Answering a question, Shirazi said, “There is no soft or easy beat in the media. Every beat requires equal hard work and dedication to achieving goals. Whether you are a woman or a man, you have to give your all to your job.”
Fatima Zakir said that in her career, spanning over 15 years, she has not faced any harassment, but she knows it happens and is a big issue in the field. However, she said that women journalists, like other professional women, have to work harder to prove themselves.
“It is true, women may have to work harder to prove themselves, but that is true for everyone. The media is a competitive field, and you have to constantly prove yourself, regardless of your gender.”
“People will pull you back and make you feel bad about your accomplishments, but you have to persevere,” she said. “I have learned that nothing is given to you unless you work hard for it.”
Speaking about the family issues women face even before they enter the media, Zakir said, “I got good grades in high school. My dad said, that with such good grades, why don’t you take up medicine or engineering. But I wanted to join the media. After a lot of discussions, I finally got admission into the Mass Comm department. My parents were quite disappointed that I didn’t go into science, and for many years, my mother didn’t tell anyone that I was in the media. As time passed, and they saw my by-lines and my articles, they realised it was worthwhile.”
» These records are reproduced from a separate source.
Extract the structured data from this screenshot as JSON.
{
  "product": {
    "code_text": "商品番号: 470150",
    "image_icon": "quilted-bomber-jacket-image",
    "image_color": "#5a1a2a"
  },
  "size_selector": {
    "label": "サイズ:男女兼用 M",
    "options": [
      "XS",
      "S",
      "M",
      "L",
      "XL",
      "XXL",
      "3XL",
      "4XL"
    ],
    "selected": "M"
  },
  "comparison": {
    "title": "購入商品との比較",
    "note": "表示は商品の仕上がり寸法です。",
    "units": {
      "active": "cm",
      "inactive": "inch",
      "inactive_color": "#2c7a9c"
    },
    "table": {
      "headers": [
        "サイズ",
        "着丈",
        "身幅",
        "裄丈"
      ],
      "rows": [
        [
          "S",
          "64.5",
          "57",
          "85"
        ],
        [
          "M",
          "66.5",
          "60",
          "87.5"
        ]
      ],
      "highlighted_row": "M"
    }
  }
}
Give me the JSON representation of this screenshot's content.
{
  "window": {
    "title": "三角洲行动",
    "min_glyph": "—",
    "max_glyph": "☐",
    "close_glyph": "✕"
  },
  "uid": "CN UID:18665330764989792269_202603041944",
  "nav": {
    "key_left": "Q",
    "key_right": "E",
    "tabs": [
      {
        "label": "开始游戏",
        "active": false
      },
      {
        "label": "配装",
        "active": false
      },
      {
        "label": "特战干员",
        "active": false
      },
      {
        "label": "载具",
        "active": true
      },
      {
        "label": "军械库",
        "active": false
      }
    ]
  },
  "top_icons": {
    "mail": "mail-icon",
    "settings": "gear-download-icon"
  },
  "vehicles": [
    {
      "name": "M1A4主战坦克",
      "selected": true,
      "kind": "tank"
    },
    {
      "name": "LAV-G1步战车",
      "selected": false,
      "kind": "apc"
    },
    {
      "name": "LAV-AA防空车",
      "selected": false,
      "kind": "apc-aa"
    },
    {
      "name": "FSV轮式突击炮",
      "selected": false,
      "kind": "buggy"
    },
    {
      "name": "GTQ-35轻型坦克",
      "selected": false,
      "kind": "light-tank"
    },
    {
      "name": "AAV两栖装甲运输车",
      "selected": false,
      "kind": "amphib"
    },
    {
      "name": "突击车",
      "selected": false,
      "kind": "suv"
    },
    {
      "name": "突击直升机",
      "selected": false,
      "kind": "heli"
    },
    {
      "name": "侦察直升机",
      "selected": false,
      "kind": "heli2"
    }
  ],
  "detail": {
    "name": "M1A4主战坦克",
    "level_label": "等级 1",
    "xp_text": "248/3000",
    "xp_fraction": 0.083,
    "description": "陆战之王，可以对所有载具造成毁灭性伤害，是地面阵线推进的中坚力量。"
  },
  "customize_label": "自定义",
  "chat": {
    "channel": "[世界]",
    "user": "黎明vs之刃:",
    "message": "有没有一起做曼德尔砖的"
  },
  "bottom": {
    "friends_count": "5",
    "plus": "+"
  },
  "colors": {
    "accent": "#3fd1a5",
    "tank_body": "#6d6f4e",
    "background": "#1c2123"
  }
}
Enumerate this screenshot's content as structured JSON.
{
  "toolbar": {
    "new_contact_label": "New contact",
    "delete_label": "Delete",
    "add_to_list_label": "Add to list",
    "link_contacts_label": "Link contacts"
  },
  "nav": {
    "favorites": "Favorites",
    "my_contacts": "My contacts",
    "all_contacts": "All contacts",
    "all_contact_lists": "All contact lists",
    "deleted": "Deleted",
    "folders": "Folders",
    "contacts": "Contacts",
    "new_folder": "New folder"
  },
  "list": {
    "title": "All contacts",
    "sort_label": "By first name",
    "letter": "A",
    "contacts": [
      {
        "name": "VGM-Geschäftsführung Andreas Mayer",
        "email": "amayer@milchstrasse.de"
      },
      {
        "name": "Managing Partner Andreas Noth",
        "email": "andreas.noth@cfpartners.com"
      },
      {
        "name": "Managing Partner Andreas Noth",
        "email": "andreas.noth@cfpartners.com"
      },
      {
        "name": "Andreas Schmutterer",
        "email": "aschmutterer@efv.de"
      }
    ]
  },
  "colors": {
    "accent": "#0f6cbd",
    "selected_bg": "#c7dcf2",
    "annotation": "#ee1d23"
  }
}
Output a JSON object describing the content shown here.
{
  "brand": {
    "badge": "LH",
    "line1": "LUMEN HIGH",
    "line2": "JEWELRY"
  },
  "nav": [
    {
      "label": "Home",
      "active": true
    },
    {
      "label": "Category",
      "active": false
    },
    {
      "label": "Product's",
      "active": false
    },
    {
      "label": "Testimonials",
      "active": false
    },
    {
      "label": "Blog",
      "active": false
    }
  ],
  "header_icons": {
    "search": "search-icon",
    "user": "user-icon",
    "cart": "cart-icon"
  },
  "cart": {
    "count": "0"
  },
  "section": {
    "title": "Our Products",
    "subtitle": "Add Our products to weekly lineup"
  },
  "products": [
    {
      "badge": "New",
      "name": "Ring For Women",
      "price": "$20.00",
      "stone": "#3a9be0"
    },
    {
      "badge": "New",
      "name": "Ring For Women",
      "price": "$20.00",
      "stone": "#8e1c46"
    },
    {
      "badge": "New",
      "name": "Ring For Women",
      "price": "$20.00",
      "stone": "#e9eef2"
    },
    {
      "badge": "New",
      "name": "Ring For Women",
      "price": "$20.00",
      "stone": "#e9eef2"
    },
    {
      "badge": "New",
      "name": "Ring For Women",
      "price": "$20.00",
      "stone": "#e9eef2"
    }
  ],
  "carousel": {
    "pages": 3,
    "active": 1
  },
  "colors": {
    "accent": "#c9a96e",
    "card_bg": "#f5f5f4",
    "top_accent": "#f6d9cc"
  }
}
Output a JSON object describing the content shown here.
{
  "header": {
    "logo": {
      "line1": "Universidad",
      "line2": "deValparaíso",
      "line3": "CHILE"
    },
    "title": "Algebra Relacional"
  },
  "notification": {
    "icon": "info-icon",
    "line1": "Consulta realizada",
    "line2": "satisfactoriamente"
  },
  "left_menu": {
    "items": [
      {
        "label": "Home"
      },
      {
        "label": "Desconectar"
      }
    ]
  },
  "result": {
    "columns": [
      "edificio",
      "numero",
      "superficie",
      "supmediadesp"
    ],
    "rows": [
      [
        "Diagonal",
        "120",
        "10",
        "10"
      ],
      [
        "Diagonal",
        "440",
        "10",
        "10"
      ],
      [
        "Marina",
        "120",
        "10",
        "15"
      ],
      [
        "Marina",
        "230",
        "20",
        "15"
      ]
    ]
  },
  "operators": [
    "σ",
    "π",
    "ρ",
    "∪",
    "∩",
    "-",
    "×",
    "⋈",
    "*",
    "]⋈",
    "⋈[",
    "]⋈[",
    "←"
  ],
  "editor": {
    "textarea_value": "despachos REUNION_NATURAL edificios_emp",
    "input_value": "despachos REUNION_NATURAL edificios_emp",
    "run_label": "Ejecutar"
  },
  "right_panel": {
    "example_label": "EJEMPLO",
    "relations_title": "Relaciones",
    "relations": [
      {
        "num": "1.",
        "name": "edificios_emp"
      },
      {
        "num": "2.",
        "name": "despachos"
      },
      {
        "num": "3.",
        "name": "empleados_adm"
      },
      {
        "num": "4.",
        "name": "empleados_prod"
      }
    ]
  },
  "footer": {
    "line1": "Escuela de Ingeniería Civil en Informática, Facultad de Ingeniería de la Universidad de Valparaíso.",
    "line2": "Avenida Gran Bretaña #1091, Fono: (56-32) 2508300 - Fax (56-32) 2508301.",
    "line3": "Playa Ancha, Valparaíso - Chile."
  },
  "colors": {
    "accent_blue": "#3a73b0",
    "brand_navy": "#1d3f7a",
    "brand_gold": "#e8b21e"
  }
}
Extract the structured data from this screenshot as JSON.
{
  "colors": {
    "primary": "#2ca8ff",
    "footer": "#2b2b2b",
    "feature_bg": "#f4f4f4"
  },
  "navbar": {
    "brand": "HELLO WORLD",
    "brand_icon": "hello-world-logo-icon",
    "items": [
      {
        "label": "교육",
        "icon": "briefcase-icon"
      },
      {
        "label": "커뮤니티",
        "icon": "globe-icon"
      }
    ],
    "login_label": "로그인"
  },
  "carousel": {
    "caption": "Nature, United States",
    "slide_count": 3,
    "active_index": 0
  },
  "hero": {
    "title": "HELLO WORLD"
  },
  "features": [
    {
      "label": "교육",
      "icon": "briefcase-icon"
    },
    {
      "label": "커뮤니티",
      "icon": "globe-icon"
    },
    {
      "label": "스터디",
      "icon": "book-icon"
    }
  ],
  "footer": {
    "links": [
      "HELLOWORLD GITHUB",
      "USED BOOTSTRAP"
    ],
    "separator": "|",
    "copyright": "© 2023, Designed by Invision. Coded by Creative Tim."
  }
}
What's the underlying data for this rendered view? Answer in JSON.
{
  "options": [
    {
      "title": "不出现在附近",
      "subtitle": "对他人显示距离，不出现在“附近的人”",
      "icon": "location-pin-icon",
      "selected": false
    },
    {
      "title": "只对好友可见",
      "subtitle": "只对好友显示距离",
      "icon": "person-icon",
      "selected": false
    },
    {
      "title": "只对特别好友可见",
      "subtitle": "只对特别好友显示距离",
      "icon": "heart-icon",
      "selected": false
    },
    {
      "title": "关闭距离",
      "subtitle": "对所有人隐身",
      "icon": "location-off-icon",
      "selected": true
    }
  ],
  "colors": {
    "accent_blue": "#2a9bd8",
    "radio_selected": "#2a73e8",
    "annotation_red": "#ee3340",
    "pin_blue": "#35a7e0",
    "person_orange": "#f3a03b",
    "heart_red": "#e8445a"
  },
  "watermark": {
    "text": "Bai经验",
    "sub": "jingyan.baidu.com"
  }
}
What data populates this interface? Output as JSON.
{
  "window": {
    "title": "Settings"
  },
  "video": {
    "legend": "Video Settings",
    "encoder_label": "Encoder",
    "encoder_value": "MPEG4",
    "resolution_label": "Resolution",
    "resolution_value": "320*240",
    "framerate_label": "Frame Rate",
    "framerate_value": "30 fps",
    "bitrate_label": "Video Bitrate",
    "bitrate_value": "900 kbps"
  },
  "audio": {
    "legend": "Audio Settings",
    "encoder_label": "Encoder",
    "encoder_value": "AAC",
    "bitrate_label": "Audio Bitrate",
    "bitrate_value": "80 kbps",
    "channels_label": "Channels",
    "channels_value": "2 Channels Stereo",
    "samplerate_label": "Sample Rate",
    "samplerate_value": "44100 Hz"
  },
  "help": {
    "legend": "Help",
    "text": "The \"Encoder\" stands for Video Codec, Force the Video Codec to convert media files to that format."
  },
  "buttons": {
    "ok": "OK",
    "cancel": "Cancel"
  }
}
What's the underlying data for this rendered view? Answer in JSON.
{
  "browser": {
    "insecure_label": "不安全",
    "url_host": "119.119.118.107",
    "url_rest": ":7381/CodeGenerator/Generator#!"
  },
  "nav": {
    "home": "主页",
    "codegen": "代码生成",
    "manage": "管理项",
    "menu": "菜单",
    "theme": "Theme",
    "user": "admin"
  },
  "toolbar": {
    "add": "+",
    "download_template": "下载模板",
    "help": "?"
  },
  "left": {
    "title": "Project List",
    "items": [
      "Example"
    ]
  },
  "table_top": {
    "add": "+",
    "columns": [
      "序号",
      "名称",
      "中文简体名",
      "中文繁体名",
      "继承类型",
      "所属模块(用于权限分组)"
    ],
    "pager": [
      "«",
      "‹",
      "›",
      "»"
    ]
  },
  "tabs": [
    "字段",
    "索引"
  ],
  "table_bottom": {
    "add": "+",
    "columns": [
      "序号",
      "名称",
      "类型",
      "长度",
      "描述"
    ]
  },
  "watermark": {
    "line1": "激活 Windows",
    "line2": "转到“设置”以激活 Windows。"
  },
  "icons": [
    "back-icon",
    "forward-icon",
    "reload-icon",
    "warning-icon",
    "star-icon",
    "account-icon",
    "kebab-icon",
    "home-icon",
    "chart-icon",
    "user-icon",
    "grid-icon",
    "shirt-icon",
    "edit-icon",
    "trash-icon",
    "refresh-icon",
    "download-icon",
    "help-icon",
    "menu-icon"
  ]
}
She stresses that despite fighting on many fronts, women journalists must stick to their convictions and keep moving in the direction they want to take.
Both Zakir and Shirazi agreed that a journalist’s job is not easy – whether they work at a desk or in the field. And a woman journalist’s job is even harder. They talked about how many women journalists are harassed while covering lifestyle events. Harassment may not only be sexual, but comes in many forms.
“Recently, one of my colleagues became all shook up after covering a glitzy, glamorous event; [she] said she was harassed while trying to get some comments from a celebrity and she was so upset that she left the venue. But only after getting the job done,” said Shirazi.
Speaking of the IFJ and KUJ’s work under the IFJ’s Union to Union project, both women said it was a great initiative that made it possible for media students to gain access to professionals working in the field. Both Zakir and Shirazi said this is an extremely useful tool for the students to build a solid presence in the industry they will join after completing their degree.
“We never had this opportunity when we were students,” said Zakir. “This is a great initiative and you guys are lucky that you are connecting with people in the field. Not only will you be able to use KUJ’s platform to connect with local journalists, but you can also reach out to international journalists. You can benefit by getting a jump-start in the field by making contacts in the industry now, which most of us had to work really hard to get.”
Shirazi agreed, “This project is a good bridge between media students and media professionals. KUJ has given you a platform where you can attend sessions and training which will help develop skills that will be useful when you come into the industry. Also, being connected to the IFJ is an achievement, and you are lucky. Connecting to unions helps you to become stronger – and as students, entering the industry with connections will be a plus for you.”
The students asked both journalists many questions about issues such as gender harassment and strategies to cope in an industry that faces financial difficulties. Both speakers said that digital platforms allowed journalists to work freely, and media workers must continue to upskill and learn alongside the shifting media landscape.
Lubna Jerar Naqvi is a freelance journalist and the Pakistan Gender Coordinator of the IFJ Asia Pacific.